While media around the world were busy covering Gaza, just a handful reported the escalation in northern Syria and Erdoğan’s war against the Kurds there. The threat of Turkey’s Foreign Minister Hakan Fidan that all SDF-linked facilities were “legitimate targets” didn’t draw any international criticism or the ire of protestors around the globe.
It is worth remembering when Erdoğan vigorously attacks Israel for “expulsion of the people in Gaza,” that some 130,000 Kurds had to flee Turkish military incursions in northern Syria. The Kurds fled to the province of Aleppo where they now live in makeshift camps. The policy of terror, confiscation of property, arrests, kidnappings, torture, and looting practiced under the aegis of the Turkish occupation army by the Arab and Turkmen Islamist militias pushed about 130,000 Kurds and others to leave. Their homes, land and businesses have been donated to pro-Turkey militiamen.
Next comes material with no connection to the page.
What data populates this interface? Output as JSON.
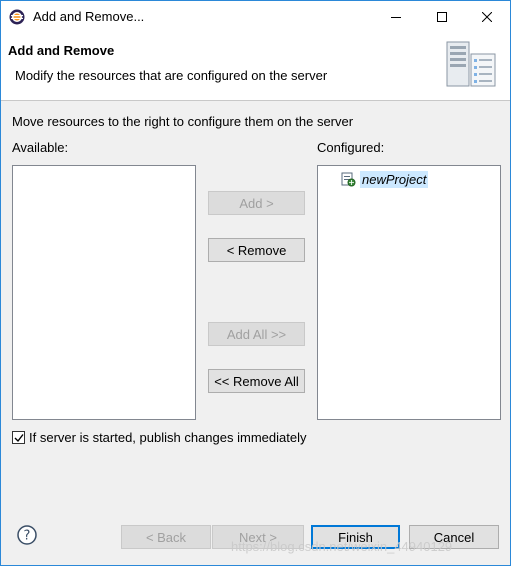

Since 2018 Turkey has relocated around 400,000 Arabs and Turkmens into the canton of Afrin in Syria, diluting what was once a Kurdish majority into what is at present only one quarter of the population. The canton is for all practical purposes now part of the Turkish governorate of Hatay. The Turkish flag flies over buildings, schools teach in both Arabic and Turkish, electricity and telephone networks are now connected to those in Turkey, in what appears to be a de facto annexation of a once mostly Kurdish canton of Syria.
It’s rather incredible that Erdoğan can simultaneously bomb Kurdish hospitals in northern Syria, strike civilians still suffering from the effects of the 2022 earthquake by destroying their infrastructure and homes, and displace thousands of Kurds in favor of Arabs and Turkmen, while at the same time waging a fierce political campaign against Israel under the pretense of “support of the Palestinian people.”
Erdoğan’s political party the AKP also fuels antisemitism in Europe. Just recently Fatih Ünal, a prominent member of the ruling Turkish AKP party and deputy chairman of the Ankara City Council, traveled to Stockholm at the invitation of the Swedish branch of the Union of International Democrats, closely connected to the AKP. Unal is famous for his hatred of Israel and the Jews. Here is his post in X from October 19 : “O Israel, O Zionists, O Jews: One day, a Moses will emerge to dismantle the paper castles you have constructed. The trees that provide you shelter will offer no refuge, either… There is no benefit in fearing unavoidable (death).”
Countries in the West refrain from sharply criticizing Turkey’s cross-border attacks into Syria and its treatment of its own Kudish minority. Among the many geopolitical reasons for this silence are a preoccupation with the ongoing war in Ukraine and the need for Ankara’s approval of Sweden’s NATO membership.
The northern Syria-based author of a Telegram channel, “Women. Life. Freedom,” bitterly noted the following. “Since October 7 the media often uses the phrase ‘the war in the Middle East.’ Certainly, it’s not a mistake. But while the world is busy with one war there is another one in the Middle East.” She, like many other Kurds fears that while the world is looking the other way, Erdoğan will step up his campaign of attacks, killings, extortion and ethnic cleansing against them.
Those in the West who embrace Hamas and its Turkish backer should reconsider this position.
Ksenia Svetlova
Ksenia Svetlova is the Executive Director of ROPES (The Regional Organization for Peace, Economics & Security) and a nonresident senior fellow at the Atlantic Council’s Middle East Programs. She is a former member of the Knesset.[1]